We do not think that England realized the great interest excited all over the world by the sufferings of the late Mayor of Cork. While his fate hung in the balance people would stop us in the streets of Murcia, or even in the outlying villages, to ask us if we believed that there was a chance of his recovery. He had died shortly before our homeward journey began. The Northern parts of Spain see a parallel between their position and that of Ireland. Indeed, the parallel is not exact; rather one might compare them to the position to which Ulster fears to be relegated. The fact remains that Catalonia and the Basque countries, the hard-working, commercial parts of Spain, object to the domination, laxity and misrule of the Government of Madrid. I believe that the party which wishes independence, the Spanish Sinn Fein, is very small; but it has become mixed with socialistic propaganda, communism, and so forth. At any rate, Barcelona, combining as it does the excitable nature of the Spaniard with the organization of a working community, provides the field for a series of extremely unpleasant strikes, riots and demonstrations. The transport strike was an illustration of this. During the two days we were in Barcelona, three employers were shot in the streets by employés.

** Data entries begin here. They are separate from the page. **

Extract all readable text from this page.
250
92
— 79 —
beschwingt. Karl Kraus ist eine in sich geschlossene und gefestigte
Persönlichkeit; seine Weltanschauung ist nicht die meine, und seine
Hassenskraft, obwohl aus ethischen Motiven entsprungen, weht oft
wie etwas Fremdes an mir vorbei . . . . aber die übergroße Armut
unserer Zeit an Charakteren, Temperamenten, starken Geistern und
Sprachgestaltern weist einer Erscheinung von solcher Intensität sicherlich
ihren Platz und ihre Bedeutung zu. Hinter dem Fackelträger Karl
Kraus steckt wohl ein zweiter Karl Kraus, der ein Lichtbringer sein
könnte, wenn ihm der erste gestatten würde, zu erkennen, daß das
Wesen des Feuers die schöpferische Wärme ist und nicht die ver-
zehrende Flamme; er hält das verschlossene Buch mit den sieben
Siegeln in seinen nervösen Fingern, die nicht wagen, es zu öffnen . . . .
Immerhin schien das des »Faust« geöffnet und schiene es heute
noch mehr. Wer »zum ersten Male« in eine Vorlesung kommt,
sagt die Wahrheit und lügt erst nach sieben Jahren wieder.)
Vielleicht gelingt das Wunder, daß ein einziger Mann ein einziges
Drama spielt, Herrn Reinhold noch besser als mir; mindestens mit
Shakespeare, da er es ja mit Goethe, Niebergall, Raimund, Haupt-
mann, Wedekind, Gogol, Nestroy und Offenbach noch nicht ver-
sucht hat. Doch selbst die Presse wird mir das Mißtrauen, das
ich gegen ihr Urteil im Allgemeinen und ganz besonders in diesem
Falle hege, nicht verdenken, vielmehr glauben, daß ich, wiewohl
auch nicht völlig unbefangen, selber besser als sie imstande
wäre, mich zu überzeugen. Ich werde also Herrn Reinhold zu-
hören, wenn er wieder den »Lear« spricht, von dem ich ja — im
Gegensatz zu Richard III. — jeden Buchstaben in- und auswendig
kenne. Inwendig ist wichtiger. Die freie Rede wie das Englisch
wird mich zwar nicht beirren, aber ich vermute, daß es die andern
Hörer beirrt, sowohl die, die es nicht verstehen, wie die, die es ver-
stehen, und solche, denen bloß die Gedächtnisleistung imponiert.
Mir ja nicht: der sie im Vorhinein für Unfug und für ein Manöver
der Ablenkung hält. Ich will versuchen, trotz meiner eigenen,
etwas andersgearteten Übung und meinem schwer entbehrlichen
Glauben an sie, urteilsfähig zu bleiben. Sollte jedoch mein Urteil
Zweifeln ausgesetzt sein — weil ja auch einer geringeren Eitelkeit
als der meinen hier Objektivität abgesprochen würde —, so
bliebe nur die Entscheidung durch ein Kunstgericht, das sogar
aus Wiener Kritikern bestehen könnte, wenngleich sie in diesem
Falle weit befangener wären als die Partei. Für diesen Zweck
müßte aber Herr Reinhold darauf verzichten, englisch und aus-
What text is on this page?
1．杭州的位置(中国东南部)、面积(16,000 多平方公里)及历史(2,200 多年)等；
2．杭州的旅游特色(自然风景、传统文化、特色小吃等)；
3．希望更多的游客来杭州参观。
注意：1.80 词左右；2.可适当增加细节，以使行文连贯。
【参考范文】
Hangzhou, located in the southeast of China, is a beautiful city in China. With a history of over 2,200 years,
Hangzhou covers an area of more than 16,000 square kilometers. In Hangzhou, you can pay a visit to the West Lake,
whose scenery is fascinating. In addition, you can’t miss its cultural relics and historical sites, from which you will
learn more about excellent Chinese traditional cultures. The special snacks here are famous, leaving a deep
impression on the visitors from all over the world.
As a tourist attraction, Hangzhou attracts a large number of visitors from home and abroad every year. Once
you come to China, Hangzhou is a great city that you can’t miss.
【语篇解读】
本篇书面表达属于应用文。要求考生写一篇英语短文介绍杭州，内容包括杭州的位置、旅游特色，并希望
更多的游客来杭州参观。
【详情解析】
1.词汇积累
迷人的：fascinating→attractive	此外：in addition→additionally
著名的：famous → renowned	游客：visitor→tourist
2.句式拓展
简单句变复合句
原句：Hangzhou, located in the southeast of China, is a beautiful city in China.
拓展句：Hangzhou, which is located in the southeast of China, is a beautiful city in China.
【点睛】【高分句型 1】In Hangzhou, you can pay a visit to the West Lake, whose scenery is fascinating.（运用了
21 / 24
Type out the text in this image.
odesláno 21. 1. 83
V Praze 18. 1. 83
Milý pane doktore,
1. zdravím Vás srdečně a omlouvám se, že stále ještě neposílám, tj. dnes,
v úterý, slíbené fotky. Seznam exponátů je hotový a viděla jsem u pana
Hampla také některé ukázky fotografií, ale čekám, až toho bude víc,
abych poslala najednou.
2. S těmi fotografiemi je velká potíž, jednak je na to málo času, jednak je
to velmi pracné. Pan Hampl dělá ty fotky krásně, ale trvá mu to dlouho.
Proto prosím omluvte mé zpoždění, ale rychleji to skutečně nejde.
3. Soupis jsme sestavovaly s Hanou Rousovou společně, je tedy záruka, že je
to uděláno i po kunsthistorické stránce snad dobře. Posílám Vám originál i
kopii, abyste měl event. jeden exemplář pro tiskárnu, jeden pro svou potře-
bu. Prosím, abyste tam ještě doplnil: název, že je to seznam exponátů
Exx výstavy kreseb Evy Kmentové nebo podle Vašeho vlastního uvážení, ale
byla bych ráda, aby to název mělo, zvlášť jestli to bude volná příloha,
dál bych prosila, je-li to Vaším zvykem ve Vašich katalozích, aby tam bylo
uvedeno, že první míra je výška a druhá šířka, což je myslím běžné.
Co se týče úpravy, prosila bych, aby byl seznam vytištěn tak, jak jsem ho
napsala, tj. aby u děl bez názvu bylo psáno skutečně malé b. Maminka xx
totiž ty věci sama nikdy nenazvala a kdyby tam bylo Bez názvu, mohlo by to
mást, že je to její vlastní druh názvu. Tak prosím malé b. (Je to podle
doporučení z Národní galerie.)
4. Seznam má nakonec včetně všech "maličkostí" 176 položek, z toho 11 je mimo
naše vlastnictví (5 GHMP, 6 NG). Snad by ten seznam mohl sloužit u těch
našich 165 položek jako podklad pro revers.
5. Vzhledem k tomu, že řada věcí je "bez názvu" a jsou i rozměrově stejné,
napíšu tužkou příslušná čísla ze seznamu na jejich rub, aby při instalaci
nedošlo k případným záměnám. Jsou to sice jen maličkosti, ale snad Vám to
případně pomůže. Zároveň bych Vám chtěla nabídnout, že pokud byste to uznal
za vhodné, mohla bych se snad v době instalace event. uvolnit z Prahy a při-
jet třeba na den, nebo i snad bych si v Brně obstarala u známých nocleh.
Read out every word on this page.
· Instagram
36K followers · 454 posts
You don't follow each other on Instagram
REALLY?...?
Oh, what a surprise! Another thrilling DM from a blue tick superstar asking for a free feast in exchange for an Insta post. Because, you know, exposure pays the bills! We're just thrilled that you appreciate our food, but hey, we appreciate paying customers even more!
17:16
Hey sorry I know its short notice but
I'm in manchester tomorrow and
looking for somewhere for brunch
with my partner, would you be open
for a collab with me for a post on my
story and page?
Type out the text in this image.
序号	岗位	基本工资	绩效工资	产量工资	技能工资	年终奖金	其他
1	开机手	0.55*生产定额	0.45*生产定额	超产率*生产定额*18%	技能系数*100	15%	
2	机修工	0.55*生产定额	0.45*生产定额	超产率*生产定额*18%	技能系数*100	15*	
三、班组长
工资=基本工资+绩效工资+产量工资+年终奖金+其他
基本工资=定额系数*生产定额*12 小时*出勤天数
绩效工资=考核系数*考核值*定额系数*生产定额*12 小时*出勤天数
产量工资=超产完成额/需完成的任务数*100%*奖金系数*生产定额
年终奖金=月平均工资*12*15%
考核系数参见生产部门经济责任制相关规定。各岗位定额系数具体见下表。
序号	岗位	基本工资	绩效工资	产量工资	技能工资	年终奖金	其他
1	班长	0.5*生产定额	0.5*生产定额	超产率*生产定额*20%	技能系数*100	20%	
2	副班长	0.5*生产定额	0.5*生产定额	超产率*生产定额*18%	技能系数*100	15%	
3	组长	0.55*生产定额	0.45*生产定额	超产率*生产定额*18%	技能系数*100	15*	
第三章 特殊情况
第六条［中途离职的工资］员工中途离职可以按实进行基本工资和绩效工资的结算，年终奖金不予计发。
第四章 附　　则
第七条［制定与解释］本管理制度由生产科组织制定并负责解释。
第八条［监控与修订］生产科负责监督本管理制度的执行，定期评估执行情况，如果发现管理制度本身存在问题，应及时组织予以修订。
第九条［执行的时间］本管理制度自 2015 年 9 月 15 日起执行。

To return to the Mayor of Cork. His death was the signal for a typical demonstration in Barcelona, in favour of the Sinn Fein and of the Irish Republic. England was far enough away to remain undisturbed. The English Consul was at hand. When we reached his house we found that all his window-glass had been smashed in sympathy for Irish freedom.

At a first glance Barcelona does not seem to be a Spanish town. There is something Germanic about it. Sitting in the main square and watching the people pass by, one could well imagine oneself in some town on the German border of Alsace.

We remained in Barcelona two days, recovering from the fatigues of the journey. On our last afternoon, as we were strolling through a narrow back street, our attention was caught by a window full of small figures, baked in clay, highly coloured and gilt. The figures were all those of saints and biblical characters, not depicted in the formal manner of religious moments, but in a familiar and homelike way. We went into the small shop and asked their purpose, and were told that these figures were for Christmas decorations. We bought two—one of the Blessed Virgin hanging on a line a chemise which she had just washed, the other an incognita lady saint with a distaff and a cat.

We had taken up our quarters at a small, disreputable lodging-house opposite the station, where they charged us the exorbitant fee of two pesetas a night each. (We suspect that the real price was one peseta). The night-watchman got us out of bed at three o'clock, as our train left at half-past four in the morning, and the preliminaries to Spanish travelling are complicated.

To our surprise we found but a small queue of people waiting at the ticket-office. Our immediate neighbour was a shabby man in a bowler hat from beneath which showed the curly black hair of an Italian. He was accompanied by a middle-aged bustling bourgeois. The bourgeois took a ticket, which he handed to the Italian. We then demanded tickets to the French frontier at Cerbere.

"We cannot book you to Cerbere," said the clerk; "the railway bridge between Figueras and Port Bou has been damaged. It will not be passable for three days."

We thought drearily of having to return to the lodging-house, of three days more in this large, transportless town of Barcelona, of again getting up at three a.m.

At this moment the Italian came to our aid.

"From Figueras," he said, "there are motor-cars which will carry the passengers over the frontier. You can get along that way easily."